Date Available

5-5-2022

Year of Publication

2022

Degree Name

Master of Arts (MA)

Document Type

Master's Thesis

College

Arts and Sciences

Department/School/Program

Geography

First Advisor

Dr. J. Anthony Stallins

Abstract

Urban political ecology research increasingly engages multi-disciplinary methodologies to clarify the role that the botanic plays in creating, maintaining, or subverting ecological geographies of power. Fredrick Law Olmsted intended the forest within Franklin Park to heal the physical degeneration and social disunity he believed resulted from urban living conditions but instead the forest within Franklin Park has grown in contexts of increasingly complex environmental and racial difference. I examine how the urban forest in Boston’s Franklin Park has ecologically manifested racialized power relations through distinct periods of elite nature-making and segregated grassroots stewardship. I utilized archival research, forest surveys, and semi-structured interviews to trace the influence of race on forest socio-successional processes and its implication for future forests.
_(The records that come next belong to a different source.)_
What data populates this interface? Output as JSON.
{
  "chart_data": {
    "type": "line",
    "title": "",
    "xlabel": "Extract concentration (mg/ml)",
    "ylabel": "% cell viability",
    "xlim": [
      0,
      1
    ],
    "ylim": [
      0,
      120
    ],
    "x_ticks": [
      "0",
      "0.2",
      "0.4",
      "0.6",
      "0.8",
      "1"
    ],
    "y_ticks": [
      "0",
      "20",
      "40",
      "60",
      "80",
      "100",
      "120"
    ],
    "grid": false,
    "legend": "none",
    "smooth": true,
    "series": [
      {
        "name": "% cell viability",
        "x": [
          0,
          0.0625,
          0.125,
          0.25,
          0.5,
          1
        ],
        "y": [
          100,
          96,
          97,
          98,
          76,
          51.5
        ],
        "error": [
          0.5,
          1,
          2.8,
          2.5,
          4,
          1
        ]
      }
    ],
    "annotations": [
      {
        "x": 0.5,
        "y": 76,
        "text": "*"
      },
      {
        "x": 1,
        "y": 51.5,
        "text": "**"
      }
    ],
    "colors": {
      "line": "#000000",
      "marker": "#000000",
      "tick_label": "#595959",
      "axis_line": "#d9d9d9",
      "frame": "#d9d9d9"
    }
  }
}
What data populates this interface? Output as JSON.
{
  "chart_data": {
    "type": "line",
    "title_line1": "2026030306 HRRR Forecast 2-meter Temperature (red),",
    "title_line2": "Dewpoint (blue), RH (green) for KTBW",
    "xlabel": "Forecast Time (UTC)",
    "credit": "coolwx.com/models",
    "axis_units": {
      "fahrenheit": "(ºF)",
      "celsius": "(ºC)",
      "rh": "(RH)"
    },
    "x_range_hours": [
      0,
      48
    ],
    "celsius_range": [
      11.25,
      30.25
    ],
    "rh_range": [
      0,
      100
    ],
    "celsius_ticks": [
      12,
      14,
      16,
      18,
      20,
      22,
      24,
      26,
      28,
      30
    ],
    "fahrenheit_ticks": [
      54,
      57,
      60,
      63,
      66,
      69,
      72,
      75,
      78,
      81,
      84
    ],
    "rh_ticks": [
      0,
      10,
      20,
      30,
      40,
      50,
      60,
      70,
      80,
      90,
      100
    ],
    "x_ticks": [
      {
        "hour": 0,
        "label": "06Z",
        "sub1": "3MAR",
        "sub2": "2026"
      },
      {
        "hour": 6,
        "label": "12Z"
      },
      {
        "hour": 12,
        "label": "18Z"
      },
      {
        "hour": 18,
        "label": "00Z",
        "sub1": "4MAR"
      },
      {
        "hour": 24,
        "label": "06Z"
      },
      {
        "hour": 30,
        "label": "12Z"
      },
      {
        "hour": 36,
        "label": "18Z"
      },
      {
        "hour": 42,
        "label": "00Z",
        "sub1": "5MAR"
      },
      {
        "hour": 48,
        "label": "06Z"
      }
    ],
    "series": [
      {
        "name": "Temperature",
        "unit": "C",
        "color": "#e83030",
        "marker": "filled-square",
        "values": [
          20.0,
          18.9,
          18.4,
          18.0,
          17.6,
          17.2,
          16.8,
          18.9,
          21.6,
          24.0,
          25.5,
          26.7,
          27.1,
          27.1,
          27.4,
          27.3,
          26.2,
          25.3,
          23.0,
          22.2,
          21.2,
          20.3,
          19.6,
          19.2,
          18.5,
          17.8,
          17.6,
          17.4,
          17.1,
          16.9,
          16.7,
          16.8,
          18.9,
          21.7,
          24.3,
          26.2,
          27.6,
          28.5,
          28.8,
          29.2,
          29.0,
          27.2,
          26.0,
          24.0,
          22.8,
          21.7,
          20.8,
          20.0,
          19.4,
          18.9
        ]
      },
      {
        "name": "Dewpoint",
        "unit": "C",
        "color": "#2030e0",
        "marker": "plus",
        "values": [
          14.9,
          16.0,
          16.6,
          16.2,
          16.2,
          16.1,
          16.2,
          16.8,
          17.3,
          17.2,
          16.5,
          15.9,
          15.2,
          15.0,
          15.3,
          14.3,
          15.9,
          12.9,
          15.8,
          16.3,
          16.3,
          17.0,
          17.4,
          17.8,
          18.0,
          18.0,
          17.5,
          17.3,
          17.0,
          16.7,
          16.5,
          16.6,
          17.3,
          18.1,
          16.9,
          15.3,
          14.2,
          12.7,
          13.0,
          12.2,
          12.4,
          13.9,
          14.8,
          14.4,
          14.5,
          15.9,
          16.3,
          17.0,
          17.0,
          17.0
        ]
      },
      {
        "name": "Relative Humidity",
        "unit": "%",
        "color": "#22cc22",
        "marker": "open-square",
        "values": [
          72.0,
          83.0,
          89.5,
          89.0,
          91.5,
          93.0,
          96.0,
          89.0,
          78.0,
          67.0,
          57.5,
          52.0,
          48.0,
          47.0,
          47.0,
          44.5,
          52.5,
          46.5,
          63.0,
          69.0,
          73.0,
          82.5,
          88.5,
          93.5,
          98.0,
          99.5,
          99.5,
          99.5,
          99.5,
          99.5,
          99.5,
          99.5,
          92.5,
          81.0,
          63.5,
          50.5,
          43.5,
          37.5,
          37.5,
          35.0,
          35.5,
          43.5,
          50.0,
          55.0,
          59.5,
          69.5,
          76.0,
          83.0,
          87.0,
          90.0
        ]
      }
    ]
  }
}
I found that periods of racialized land management have formed ecological signatures in the forest strata and shifted forest succession, leaving the forest vulnerable to being inscribed into the processes of green gentrification through forest revitalization. Furthermore, these forest processes create a unique and place-based socio-ecology that reflects the racial tensions in Boston since Franklin Park’s establishment. This research complicates the alleged political neutrality of historical and ecological forest restoration. Utilizing a “just green enough” approach, I caution against urban greening initiatives for climate resilience remaking place-based natures and discuss the ways spontaneous vegetation can become collaborators in ecologies of resistance.